Subjective assessments were carried out by 190 maritime experts around the world on the 5th pillar, namely attractiveness and competitiveness, which were then combined with objective data and used to determine the ranking of the 50 leading maritime cities in the world.

Antoni believes that Jakarta’s inclusion as one of the 50 leading maritime cities in the world should be an encouragement and motivation for Indonesia to continue to improve and develop in the maritime industry.

Moreover, research reveals that the center of international trade is gradually moving towards the East or Asia, with more and more ship owners emerging from this region. This shift is certainly expected to elevate maritime cities in Asia in global maritime trade.

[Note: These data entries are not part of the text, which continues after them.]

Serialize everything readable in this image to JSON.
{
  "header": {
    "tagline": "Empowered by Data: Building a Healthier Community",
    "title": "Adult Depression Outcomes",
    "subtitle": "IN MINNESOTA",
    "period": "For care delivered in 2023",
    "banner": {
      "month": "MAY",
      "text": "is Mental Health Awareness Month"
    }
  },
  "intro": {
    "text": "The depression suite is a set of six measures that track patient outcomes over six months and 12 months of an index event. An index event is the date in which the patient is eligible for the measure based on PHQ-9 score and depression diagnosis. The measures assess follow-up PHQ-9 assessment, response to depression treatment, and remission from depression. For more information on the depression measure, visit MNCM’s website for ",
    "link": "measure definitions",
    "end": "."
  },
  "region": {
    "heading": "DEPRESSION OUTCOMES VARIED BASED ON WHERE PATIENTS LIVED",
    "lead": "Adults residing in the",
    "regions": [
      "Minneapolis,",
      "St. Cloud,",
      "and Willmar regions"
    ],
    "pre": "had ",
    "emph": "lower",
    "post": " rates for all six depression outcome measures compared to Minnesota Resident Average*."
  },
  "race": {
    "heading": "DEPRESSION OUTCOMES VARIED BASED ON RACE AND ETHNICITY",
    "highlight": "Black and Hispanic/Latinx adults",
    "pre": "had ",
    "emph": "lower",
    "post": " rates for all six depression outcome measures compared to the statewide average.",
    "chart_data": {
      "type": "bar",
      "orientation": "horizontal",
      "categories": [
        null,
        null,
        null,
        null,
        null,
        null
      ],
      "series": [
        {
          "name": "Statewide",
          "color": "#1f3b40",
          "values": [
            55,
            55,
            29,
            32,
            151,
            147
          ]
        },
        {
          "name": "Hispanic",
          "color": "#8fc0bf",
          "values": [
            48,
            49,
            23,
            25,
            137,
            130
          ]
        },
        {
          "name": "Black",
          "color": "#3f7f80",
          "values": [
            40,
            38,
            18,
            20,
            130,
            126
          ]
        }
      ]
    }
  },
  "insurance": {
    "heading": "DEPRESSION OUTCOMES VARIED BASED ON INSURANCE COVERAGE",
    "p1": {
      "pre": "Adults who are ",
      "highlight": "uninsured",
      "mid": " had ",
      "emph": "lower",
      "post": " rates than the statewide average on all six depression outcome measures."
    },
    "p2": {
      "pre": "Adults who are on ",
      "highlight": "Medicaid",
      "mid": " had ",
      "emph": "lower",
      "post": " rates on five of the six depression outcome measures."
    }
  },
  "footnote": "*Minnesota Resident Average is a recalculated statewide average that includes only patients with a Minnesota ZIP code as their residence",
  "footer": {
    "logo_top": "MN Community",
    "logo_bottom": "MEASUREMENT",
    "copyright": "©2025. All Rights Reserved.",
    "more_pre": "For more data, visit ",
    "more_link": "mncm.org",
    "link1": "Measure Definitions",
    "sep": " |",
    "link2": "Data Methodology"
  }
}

Therefore, he said, it is important to continue to increase capacity in terms of technological innovation, human resources, and policies in realizing safe, secure and environmentally friendly shipping. “So that it can then increase its attractiveness and competitiveness which can bring not only Jakarta, but other cities in Indonesia to become leading maritime cities in the world,” said Antoni.